URBAN CONCEPT: ABOUT THE SHOPPING STREET
We don’t want to look at a “European atmosphere” as a direct image, as a question of style, choosing if the buildings have to be in French, British, Italian or Spanish. We are looking for an outstanding image, totally new, that could be remembered all over the world. Beauty understood as a great balance among sign, message and commercial values. Is there nowadays a better and more sophisticated beauty than the one which came from fashion?
This is not against a pleasant and enjoyable experience for visitors. We keep the European urban concept from their old city centres creating pedestrian pathways between buildings. The outside spaces will be a series of small squares with trees, benches and flowers framed by powerful commercial facades.
In our proposal there won’t be any rear facades. All the buildings will be surrounded and crossed-allowing a continuous experience from the outside to the inside. The facades will have 100% actual value. Everything will be profitable.
From the streets the access will be everywhere. You will be able to cross the plot creating your own way. There is a main street in the middle. It sprawls small squares and paths giving the opportunity to extend the commercial activity outside. As in a medieval city, you will be able to find big, intermediate and small spaces that will give commercial value everywhere.
Notice we are talking about experiences, not only functionality. If MOLEWA has to aspire to be a new leisure and cultural centre of activities in the area, we don’t have to talk only about the project as a city for the local residents but also as a remarkable and attractive focus of attraction for visitor population. People have to love the place, to remember it, to desire to come back.

COMMERCIAL CONSIDERATIONS: HOW DOES THE PROPOSAL WORK?
We divide the program in thirty buildings. Two of them include the ramps for the garage and are signed with a different image, including most density of painted flowers on their facades as a reference. These two buildings also include pedestrian access to the parking, public washrooms for the centre, offices and flower shops. The ground floor gets a slope rising from 0.00 meters to +1.00 meters leaving room for an undercroft parking. The lowest level of the parking is 1.50 meters over the water table. By using this solution it’s possible to avoid reaching the water table and keeping a pedestrian continuity with the city, taking cars out of the groundfloor.
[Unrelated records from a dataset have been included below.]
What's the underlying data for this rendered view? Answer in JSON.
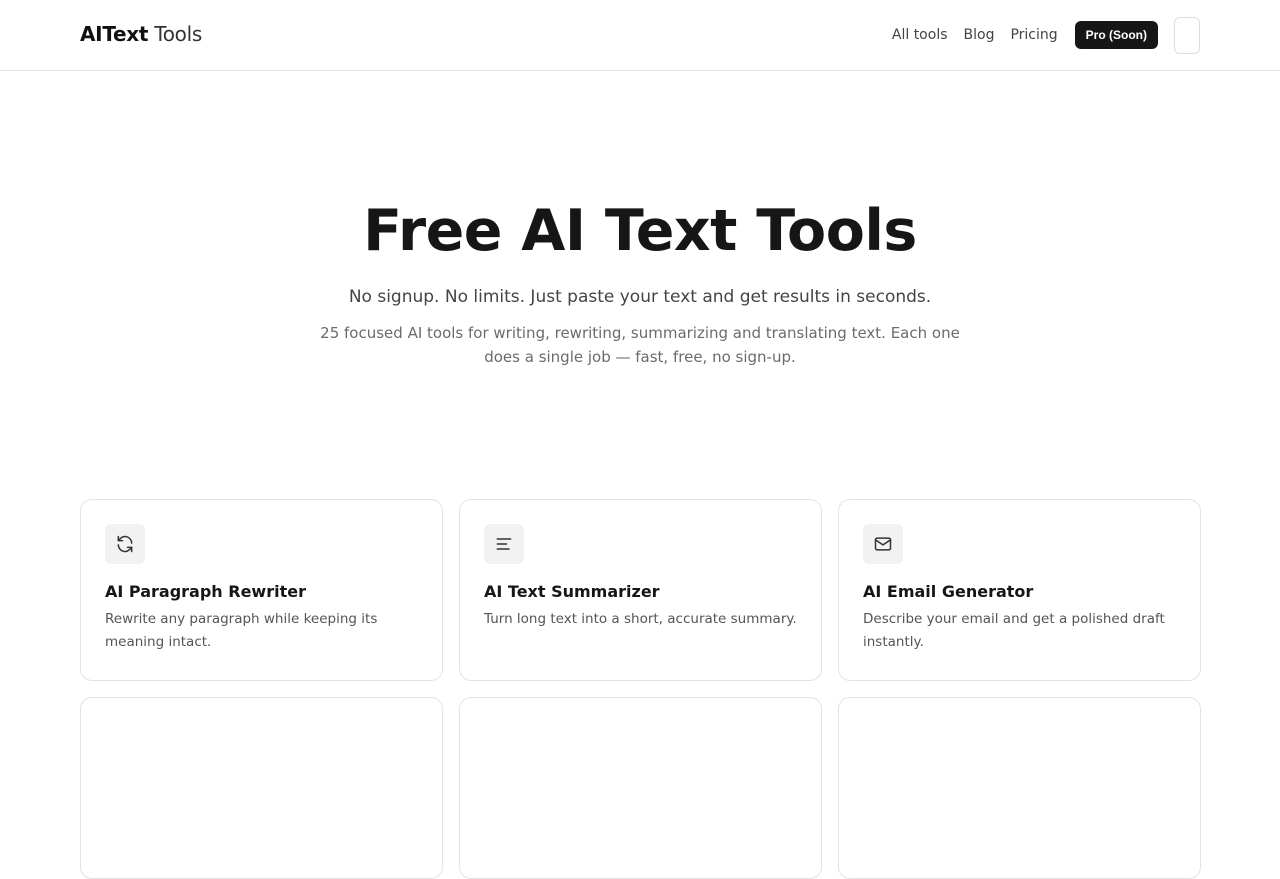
{
  "brand": {
    "strong": "AIText",
    "light": "Tools"
  },
  "nav": {
    "links": [
      "All tools",
      "Blog",
      "Pricing"
    ],
    "cta": "Pro (Soon)"
  },
  "hero": {
    "title": "Free AI Text Tools",
    "subtitle": "No signup. No limits. Just paste your text and get results in seconds.",
    "description": "25 focused AI tools for writing, rewriting, summarizing and translating text. Each one does a single job — fast, free, no sign-up."
  },
  "tools": [
    {
      "icon": "refresh-icon",
      "title": "AI Paragraph Rewriter",
      "description": "Rewrite any paragraph while keeping its meaning intact."
    },
    {
      "icon": "text-lines-icon",
      "title": "AI Text Summarizer",
      "description": "Turn long text into a short, accurate summary."
    },
    {
      "icon": "mail-icon",
      "title": "AI Email Generator",
      "description": "Describe your email and get a polished draft instantly."
    },
    {
      "icon": "",
      "title": "",
      "description": ""
    },
    {
      "icon": "",
      "title": "",
      "description": ""
    },
    {
      "icon": "",
      "title": "",
      "description": ""
    }
  ]
}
The rest of the buildings have the possibility of accommodating according to the commercial strategy. In any event, the ground floor has to be a continuous commercial space without any interruption. Objects in the shops have to be placed keeping in mind that visitors will be passing through. Two doors opposite each other will create a commercial pathway in which visitors will be able to pass through the different buildings.
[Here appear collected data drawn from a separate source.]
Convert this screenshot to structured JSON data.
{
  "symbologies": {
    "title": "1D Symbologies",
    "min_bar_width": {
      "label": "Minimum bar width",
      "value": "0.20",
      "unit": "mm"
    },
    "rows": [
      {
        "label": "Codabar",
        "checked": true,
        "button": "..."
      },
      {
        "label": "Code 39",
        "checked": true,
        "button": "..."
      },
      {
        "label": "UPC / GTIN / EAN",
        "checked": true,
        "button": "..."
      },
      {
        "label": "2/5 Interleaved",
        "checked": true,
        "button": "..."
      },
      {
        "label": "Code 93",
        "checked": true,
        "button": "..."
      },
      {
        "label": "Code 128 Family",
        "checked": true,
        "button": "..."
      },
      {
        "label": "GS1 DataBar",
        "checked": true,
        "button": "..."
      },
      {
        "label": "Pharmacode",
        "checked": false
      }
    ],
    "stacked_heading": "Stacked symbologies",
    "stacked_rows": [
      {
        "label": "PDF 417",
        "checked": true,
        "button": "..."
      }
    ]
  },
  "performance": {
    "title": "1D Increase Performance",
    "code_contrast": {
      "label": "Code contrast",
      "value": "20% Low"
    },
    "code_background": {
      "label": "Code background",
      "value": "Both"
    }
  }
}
There is a wide range of buildings in order to give a more potential offer. There are different commercial surfaces, from 250m2 to 650m2 in an only one building or, if we think in a multi-brand shop, you can rent spaces from 120 m2. Each building has its own elevator, stairs and private washrooms. The storage space is above the ground floor, keeping it free of any interruption. We are thinking of shops with different floors, creating a space experience where visitors will enjoy outside views.
The ground floor is a continuous sequence of squares with flowers and trees. If the skyline will give a powerful commercial value for the brands, the ground floor, with its colourful and aromatic atmosphere, will be the expression of a natural experience.
(All the brand logos shown in this proposal are registered brands and the use of them it’s only illustrative)

Proposal for the MOLEWA International Competition.
Shopping complex in Mount Lu. China.